DIY-Workshops in Böblingen „Ich möchte der Jochen Schweizer der Kreativbranche werden“

Elif Tunc, Gründerin von „Herzstück“, ist mit ihrem Kreativladen auch nach Böblingen expandiert. Sie hat sich große Ziele gesetzt. Foto: Janina Link

Türkische Kultur mit individuellen „Do-it-yourself“-Stücken. Das ist „Herzstück“, gegründet von Elif Tunc, die in Böblingen ihren mittlerweile vierten Laden eröffnet hat.

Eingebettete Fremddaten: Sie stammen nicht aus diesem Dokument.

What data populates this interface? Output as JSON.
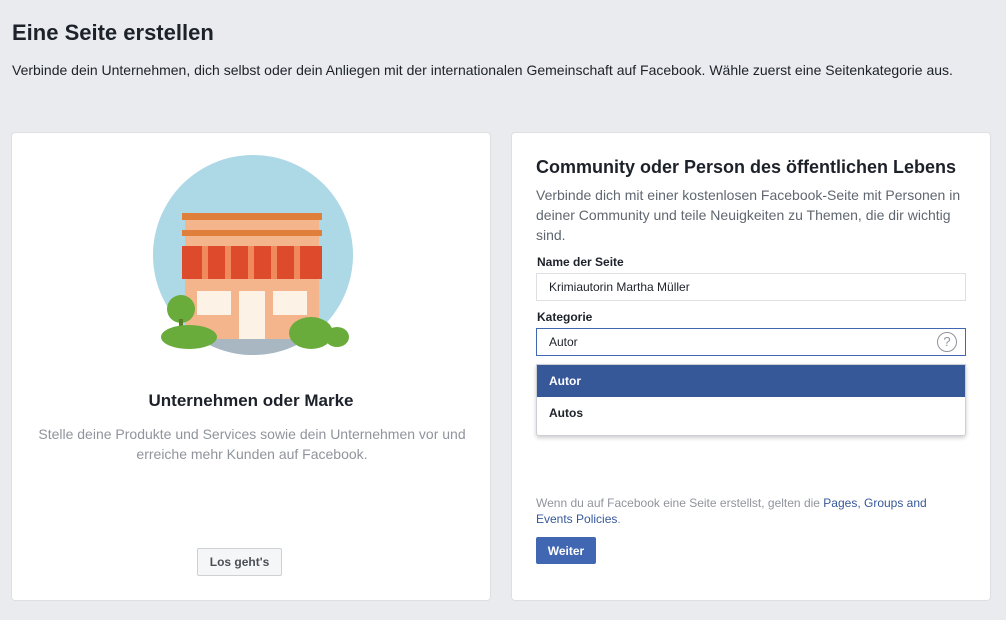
{
  "page": {
    "title": "Eine Seite erstellen",
    "subtitle": "Verbinde dein Unternehmen, dich selbst oder dein Anliegen mit der internationalen Gemeinschaft auf Facebook. Wähle zuerst eine Seitenkategorie aus."
  },
  "business_card": {
    "title": "Unternehmen oder Marke",
    "description": "Stelle deine Produkte und Services sowie dein Unternehmen vor und erreiche mehr Kunden auf Facebook.",
    "button_label": "Los geht's",
    "illustration_icon": "storefront-icon"
  },
  "community_card": {
    "title": "Community oder Person des öffentlichen Lebens",
    "description": "Verbinde dich mit einer kostenlosen Facebook-Seite mit Personen in deiner Community und teile Neuigkeiten zu Themen, die dir wichtig sind.",
    "name_label": "Name der Seite",
    "name_value": "Krimiautorin Martha Müller",
    "category_label": "Kategorie",
    "category_value": "Autor",
    "help_icon": "question-icon",
    "help_glyph": "?",
    "suggestions": [
      "Autor",
      "Autos"
    ],
    "legal_prefix": "Wenn du auf Facebook eine Seite erstellst, gelten die ",
    "legal_link": "Pages, Groups and Events Policies",
    "legal_suffix": ".",
    "button_label": "Weiter"
  },
  "colors": {
    "background": "#e9ebee",
    "brand_blue": "#4267b2",
    "highlight": "#365899"
  }
}
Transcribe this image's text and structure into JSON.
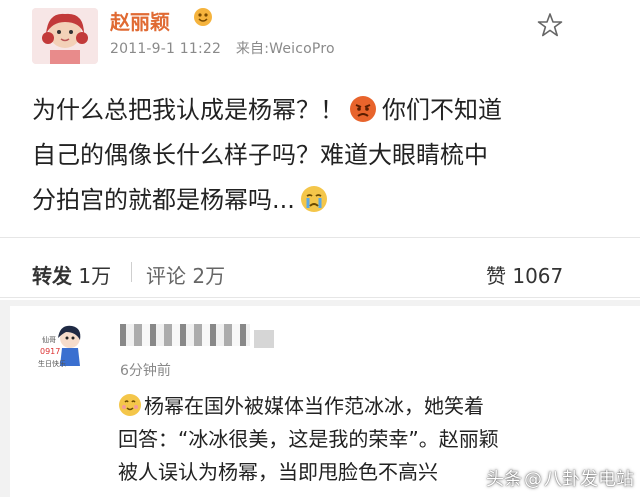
{
  "post": {
    "username": "赵丽颖",
    "date": "2011-9-1 11:22",
    "source": "来自:WeicoPro",
    "content_line1_a": "为什么总把我认成是杨幂？！",
    "content_line1_b": "你们不知道",
    "content_line2": "自己的偶像长什么样子吗？难道大眼睛梳中",
    "content_line3": "分拍宫的就都是杨幂吗..."
  },
  "actions": {
    "repost_label": "转发",
    "repost_count": "1万",
    "comment_label": "评论",
    "comment_count": "2万",
    "like_label": "赞",
    "like_count": "1067"
  },
  "comment": {
    "time": "6分钟前",
    "line1": "杨幂在国外被媒体当作范冰冰，她笑着",
    "line2": "回答：“冰冰很美，这是我的荣幸”。赵丽颖",
    "line3": "被人误认为杨幂，当即甩脸色不高兴"
  },
  "watermark": {
    "source": "头条",
    "at": "@",
    "account": "八卦发电站"
  },
  "colors": {
    "username": "#e06a33",
    "meta_gray": "#8a8a8a",
    "divider": "#e6e6e6",
    "band": "#f2f2f2"
  },
  "icons": [
    "star-icon",
    "vip-badge-icon",
    "angry-emoji-icon",
    "crying-emoji-icon",
    "smile-emoji-icon"
  ]
}
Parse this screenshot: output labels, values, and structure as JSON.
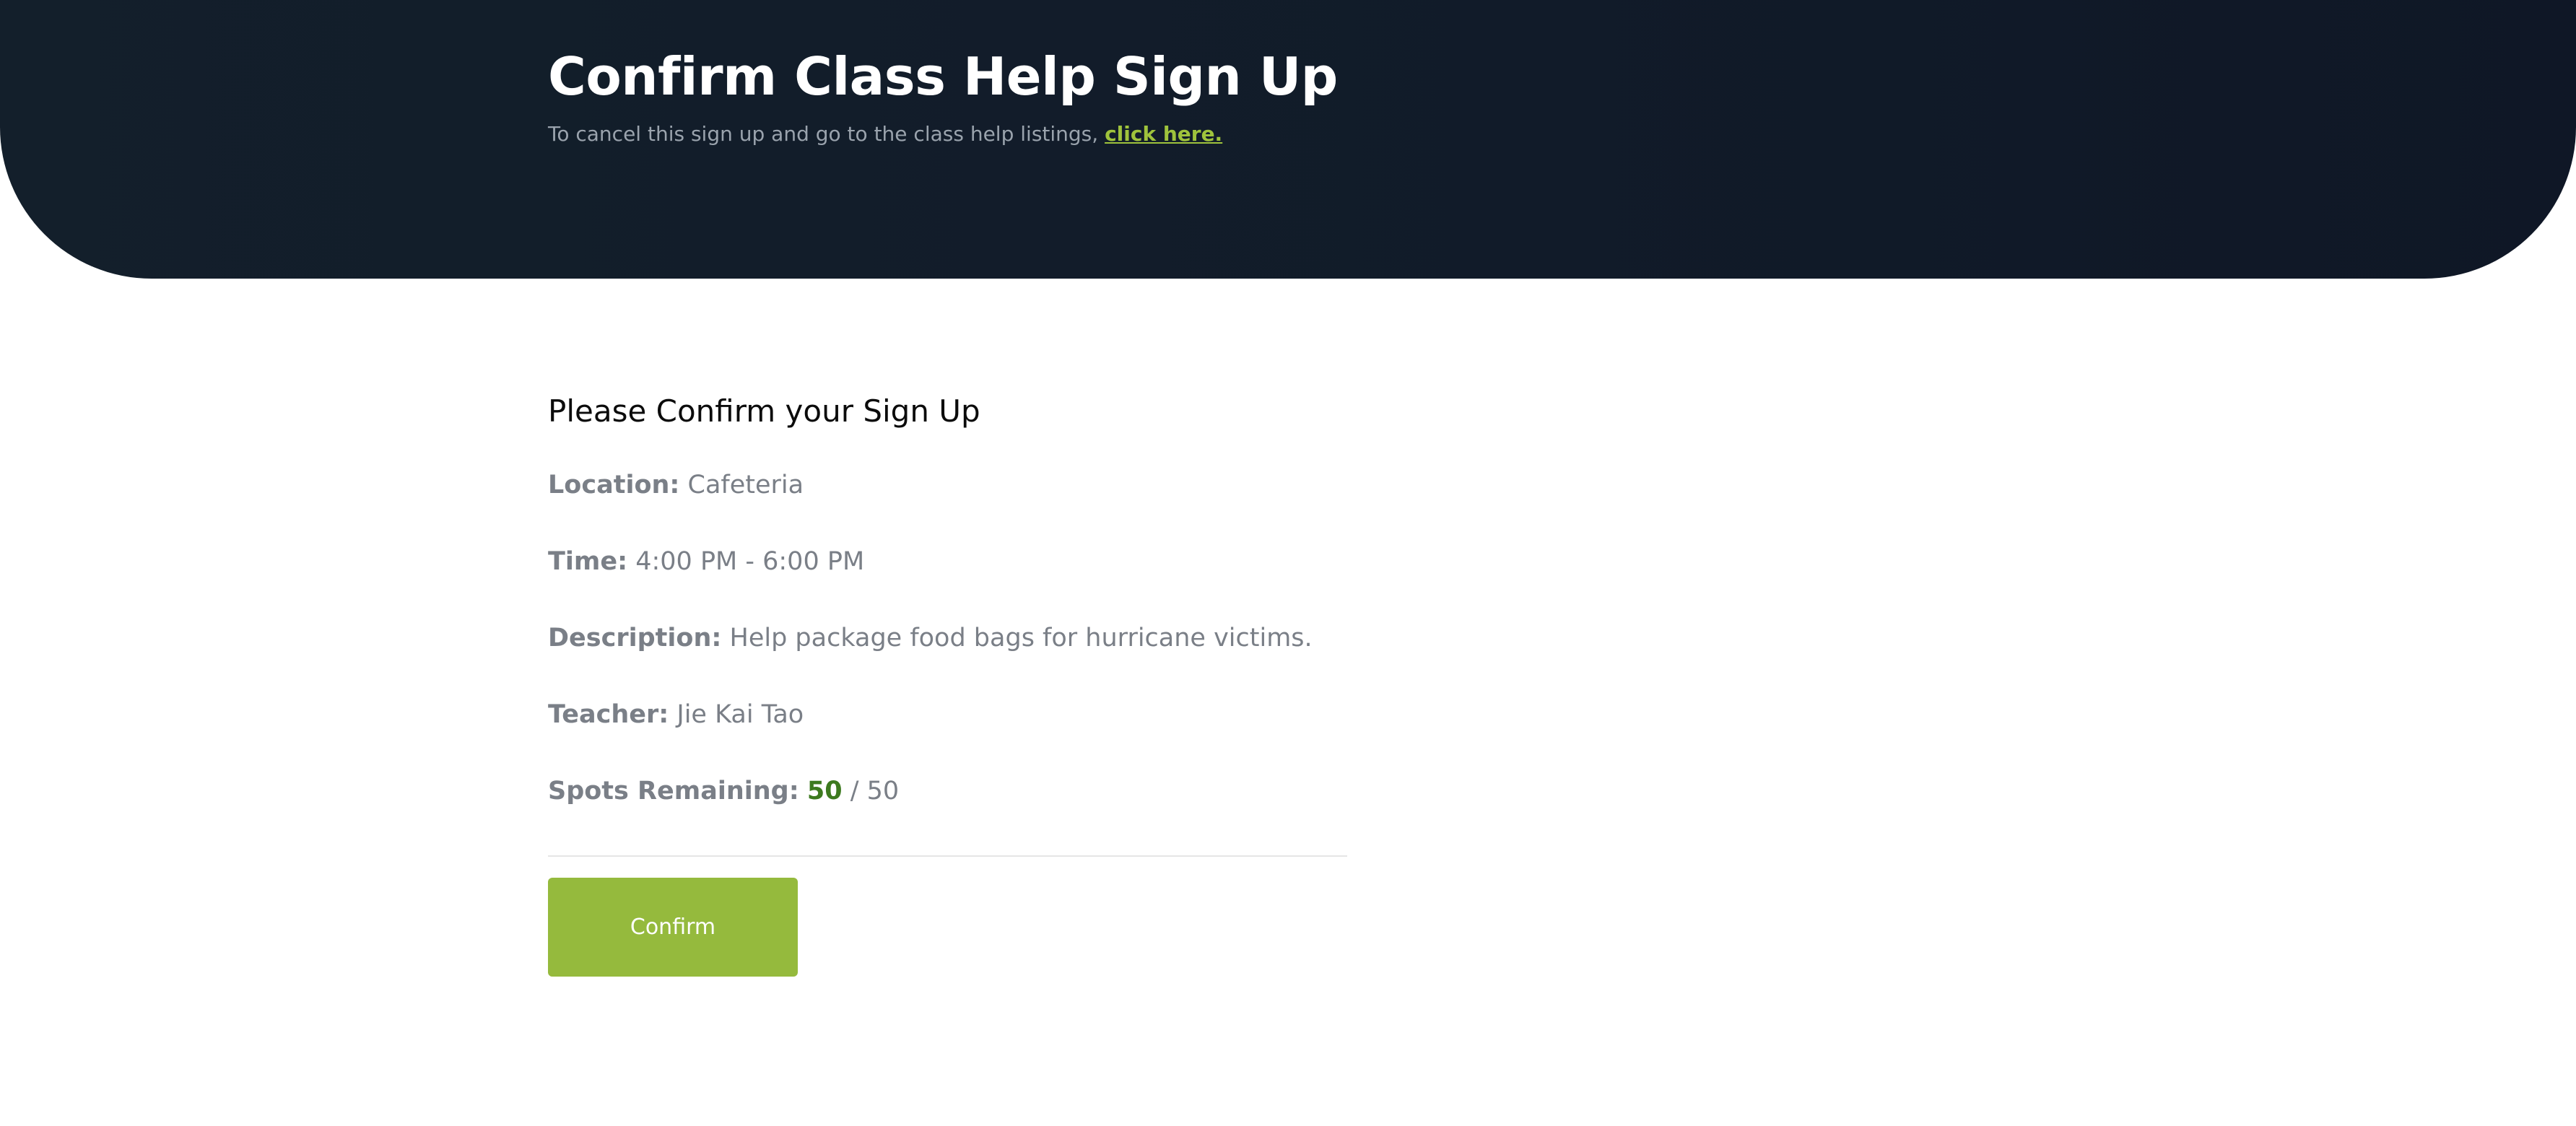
{
  "header": {
    "title": "Confirm Class Help Sign Up",
    "cancel_text": "To cancel this sign up and go to the class help listings, ",
    "cancel_link": "click here."
  },
  "main": {
    "heading": "Please Confirm your Sign Up",
    "location": {
      "label": "Location:",
      "value": "Cafeteria"
    },
    "time": {
      "label": "Time:",
      "value": "4:00 PM - 6:00 PM"
    },
    "description": {
      "label": "Description:",
      "value": "Help package food bags for hurricane victims."
    },
    "teacher": {
      "label": "Teacher:",
      "value": "Jie Kai Tao"
    },
    "spots": {
      "label": "Spots Remaining:",
      "remaining": "50",
      "separator": " / ",
      "total": "50"
    },
    "confirm_label": "Confirm"
  },
  "colors": {
    "hero_background": "#131f2b",
    "accent_green": "#95ba3d",
    "link_green": "#9fc33c",
    "spots_green": "#3d7a1f",
    "muted_text": "#7a7f87"
  }
}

Volontäre: Janina Link (jali)

Ein leichter Zitronenduft liegt in der Luft – das Kolonya, das Sude Yesildag den Gästen zur Begrüßung in einem kleinen Fläschchen reicht. „Willkommen bei uns“, sagt sie mit einem freundlichen Lächeln. In türkischen Haushalten ist es Tradition, Gästen genau dieses Erfrischungswasser direkt nach ihrer Ankunft anzubieten. Es ist ein Ritual, das vermittelt: Man soll sich hier ganz wie daheim fühlen.

 

Die Böblinger Räume von „Herzstück“ wirken auch tatsächlich eher wie ein gemütliches Wohnzimmer statt wie ein Ladenlokal: Auf langen Holzbänken liegen flauschige Felle, warme Teppiche dämpfen die Schritte, durch die Fenster fällt weiches Licht. Zwischen Mosaiklampen und Gläsern mit bunten Perlen leises Stimmengewirr. Erste Teilnehmer haben sich an einem Tisch eingefunden und fügen behutsam Mosaiksteinchen aneinander.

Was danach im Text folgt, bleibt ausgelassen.